Planalto decide rifar Padilha

Paulo de Tarso Lyra e Antonio Temoteo

03/03/2017

 

 

CRISE NA REPÚBLICA » Planalto divulga carta em defesa de Temer, mas se esquece de citar o ministro-chefe da Casa Civil, um dos principais personagens do depoimento de Marcelo Odebrecht, e que deve voltar à berlinda nas declarações de ex-diretor da empreiteira

 

 

Ao trabalhar com a possibilidade de o ministro-chefe da Casa Civil, Eliseu Padilha — licenciado após uma cirurgia de próstata —, não voltar ao cargo, o Planalto fez um gesto simbólico ao não citar o nome do principal aliado no texto de uma nota em defesa do presidente Michel Temer. Padilha estava no centro do depoimento do empreiteiro Marcelo Odebrecht ao Tribunal Superior Eleitoral na quarta-feira e vai voltar à berlinda na próxima segunda-feira nas declarações de Cláudio Melo Filho, ex-diretor de relações institucionais da Odebrecht, ao ministro Hermann Benjamin, no processo de cassação da chapa Dilma-Temer.

Na delação que fez para a Operação Lava-Jato, Melo Filho afirmou que Padilha estava presente no jantar, no Palácio do Jaburu, em 2014, quando Marcelo Odebrecht e o então vice-presidente Michel Temer acertaram uma doação de R$ 10 milhões da empreiteira para campanhas do PMDB. Em seu depoimento no processo do TSE, Marcelo Odebrecht negou que tenha tratado de recursos com Temer, acrescentando que esse tema foi discutido, posteriormente, entre Padilha e Melo.

Em nota divulgada ontem, o Planalto afirmou que o depoimento de Marcelo Odebrecht confirmou “aquilo que o presidente Michel Temer vem dizendo há meses: houve um jantar (entre Temer e o empresário), mas (eles) não falaram de valores durante o encontro e a empresa deu auxílio financeiro a campanhas do PMDB”, diz o texto. Não houve, porém, qualquer menção, na nota, ao nome de Padilha como intermediário direto da arrecadação dos recursos com a empresa ou às afirmações de que 4/5 do dinheiro doado pela empreiteira à chapa presidencial vieram por intermédio de caixa 2.

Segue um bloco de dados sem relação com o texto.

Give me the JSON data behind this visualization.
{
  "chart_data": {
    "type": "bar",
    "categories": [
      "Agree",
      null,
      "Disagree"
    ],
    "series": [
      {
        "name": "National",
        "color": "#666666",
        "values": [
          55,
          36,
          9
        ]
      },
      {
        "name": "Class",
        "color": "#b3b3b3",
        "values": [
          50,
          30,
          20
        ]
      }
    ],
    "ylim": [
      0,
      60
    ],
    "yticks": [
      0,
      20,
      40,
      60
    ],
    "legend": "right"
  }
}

Temer está com um cuidado gigantesco para lidar com a crise Padilha. Por enquanto, ambos têm um álibi perfeito. O chefe da Casa Civil está de licença médica após se submeter a uma cirurgia de próstata na última segunda-feira. A previsão inicial, feita pelo próprio ministro, era de que ele retornaria aos trabalhos na próxima segunda-feira, 6. Mas, ontem, atendendo a um conselho médico, Padilha decidiu prorrogar a licença por mais uma semana.

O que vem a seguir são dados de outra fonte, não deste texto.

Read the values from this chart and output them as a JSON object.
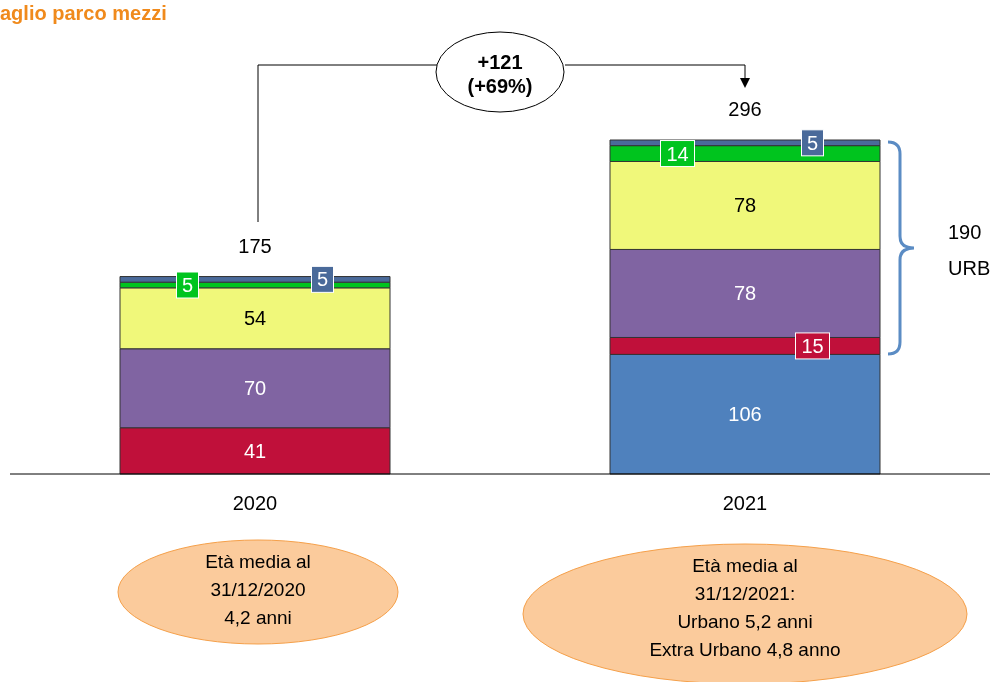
{
  "chart_data": {
    "type": "bar",
    "title": "aglio parco mezzi",
    "categories": [
      "2020",
      "2021"
    ],
    "series": [
      {
        "color": "#4f81bd",
        "values": [
          null,
          106
        ]
      },
      {
        "color": "#c0103a",
        "values": [
          41,
          15
        ]
      },
      {
        "color": "#8064a2",
        "values": [
          70,
          78
        ]
      },
      {
        "color": "#f0f87a",
        "values": [
          54,
          78
        ]
      },
      {
        "color": "#00c41e",
        "values": [
          5,
          14
        ]
      },
      {
        "color": "#4a6a9a",
        "values": [
          5,
          5
        ]
      }
    ],
    "stacked": true,
    "data_labels": true,
    "totals": [
      "175",
      "296"
    ],
    "grid": false,
    "legend": false,
    "annotations": [
      "+121\n(+69%)",
      "190\nURB",
      "Età media al\n31/12/2020\n4,2 anni",
      "Età media al\n31/12/2021:\nUrbano 5,2 anni\nExtra Urbano 4,8 anno"
    ]
  }
}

Assessores diretos do presidente afirmam que a expectativa é de que este seja o prazo máximo para o retorno de Padilha. E que, tão logo o ministro retorne, é fundamental que ele e Temer conversem sobre o caso para decidir o que fazer. Mas, dentro do próprio governo e no Congresso, há quem aposte que essa licença será prorrogada seguidamente. Especialmente, porque está previsto, para a semana que vem, o levantamento do sigilo das demais delações da Odebrecht e, inevitavelmente, o nome de Padilha será citado novamente.

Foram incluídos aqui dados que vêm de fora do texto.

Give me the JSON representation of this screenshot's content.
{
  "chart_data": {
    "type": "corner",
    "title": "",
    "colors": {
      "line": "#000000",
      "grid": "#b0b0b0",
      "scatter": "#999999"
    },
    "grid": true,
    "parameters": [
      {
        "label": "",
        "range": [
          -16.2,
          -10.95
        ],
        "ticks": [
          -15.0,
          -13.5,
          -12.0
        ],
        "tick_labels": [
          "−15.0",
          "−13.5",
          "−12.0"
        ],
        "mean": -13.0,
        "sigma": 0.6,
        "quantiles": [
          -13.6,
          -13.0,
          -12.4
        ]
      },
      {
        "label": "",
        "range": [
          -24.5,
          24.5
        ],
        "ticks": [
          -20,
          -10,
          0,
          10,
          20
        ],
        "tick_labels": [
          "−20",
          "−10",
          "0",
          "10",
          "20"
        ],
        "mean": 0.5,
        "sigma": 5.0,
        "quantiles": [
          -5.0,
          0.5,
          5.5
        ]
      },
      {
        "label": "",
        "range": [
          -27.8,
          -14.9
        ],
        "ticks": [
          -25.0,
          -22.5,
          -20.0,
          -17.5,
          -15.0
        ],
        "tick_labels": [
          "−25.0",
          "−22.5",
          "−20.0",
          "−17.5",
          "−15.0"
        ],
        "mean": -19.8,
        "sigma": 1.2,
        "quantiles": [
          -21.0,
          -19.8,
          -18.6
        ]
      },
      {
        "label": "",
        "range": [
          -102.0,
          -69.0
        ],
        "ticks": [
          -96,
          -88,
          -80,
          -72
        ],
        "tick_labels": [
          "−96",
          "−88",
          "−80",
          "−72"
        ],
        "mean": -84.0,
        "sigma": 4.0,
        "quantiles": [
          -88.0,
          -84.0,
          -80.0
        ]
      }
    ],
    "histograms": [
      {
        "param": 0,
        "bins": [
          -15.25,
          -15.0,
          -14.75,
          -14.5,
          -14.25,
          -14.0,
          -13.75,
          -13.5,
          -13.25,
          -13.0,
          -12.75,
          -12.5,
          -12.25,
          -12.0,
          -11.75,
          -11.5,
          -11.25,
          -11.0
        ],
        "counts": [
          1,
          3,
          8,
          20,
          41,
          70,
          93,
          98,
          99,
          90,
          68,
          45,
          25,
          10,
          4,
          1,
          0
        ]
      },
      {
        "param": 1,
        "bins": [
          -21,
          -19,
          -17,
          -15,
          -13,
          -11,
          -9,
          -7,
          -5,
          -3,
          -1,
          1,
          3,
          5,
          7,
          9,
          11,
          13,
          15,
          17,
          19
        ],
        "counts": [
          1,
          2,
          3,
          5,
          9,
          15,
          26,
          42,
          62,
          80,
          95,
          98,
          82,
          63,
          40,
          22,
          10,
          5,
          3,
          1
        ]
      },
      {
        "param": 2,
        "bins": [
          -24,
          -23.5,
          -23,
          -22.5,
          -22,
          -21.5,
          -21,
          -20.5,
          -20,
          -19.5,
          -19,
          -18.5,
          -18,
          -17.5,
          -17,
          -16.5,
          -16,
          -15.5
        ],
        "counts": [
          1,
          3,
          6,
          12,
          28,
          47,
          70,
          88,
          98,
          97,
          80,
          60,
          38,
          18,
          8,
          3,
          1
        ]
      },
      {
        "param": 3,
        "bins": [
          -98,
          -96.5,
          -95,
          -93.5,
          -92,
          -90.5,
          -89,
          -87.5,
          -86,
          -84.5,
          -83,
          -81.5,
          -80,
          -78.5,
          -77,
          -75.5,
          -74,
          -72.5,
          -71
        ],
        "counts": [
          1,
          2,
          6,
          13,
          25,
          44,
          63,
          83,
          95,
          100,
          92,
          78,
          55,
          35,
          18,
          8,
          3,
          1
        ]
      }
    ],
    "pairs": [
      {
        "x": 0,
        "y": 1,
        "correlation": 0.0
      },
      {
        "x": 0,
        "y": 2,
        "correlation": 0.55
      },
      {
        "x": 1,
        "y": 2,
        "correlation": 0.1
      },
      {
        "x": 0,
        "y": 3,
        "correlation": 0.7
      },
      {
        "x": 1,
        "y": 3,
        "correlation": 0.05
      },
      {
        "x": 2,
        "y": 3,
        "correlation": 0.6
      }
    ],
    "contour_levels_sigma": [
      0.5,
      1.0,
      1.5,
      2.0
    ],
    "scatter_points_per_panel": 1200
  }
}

“Não será fácil para Temer, se tiver que rifar o Padilha. Ele fez todo aquele esforço para criar um ministério só para dar foro para o Moreira. Vai deixar o Padilha, amigo de 30 anos, sem foro privilegiado, desprotegido na planície”? questionou um desafeto do secretário-geral da Presidência, Moreira Franco.

 

Apostas

A piora do ambiente político com o envolvimento de Temer e Padilha no depoimento prestado por Marcelo Odebrecht ao TSE não contaminou, por enquanto, as apostas do mercado em relação à aprovação da reforma da Previdência. Diretores de grandes bancos ouvidos reservadamente pelo Correio avaliaram que as afirmações do ex-executivo da empreiteira não implicam diretamente o presidente da República. E mesmo que o ministro da Casa Civil seja demitido, avaliam as fontes de mercado, não há sinais de ruptura na base aliada.

 

 

Correio braziliense, n. 19638, 03/03/2017. Política p. 2.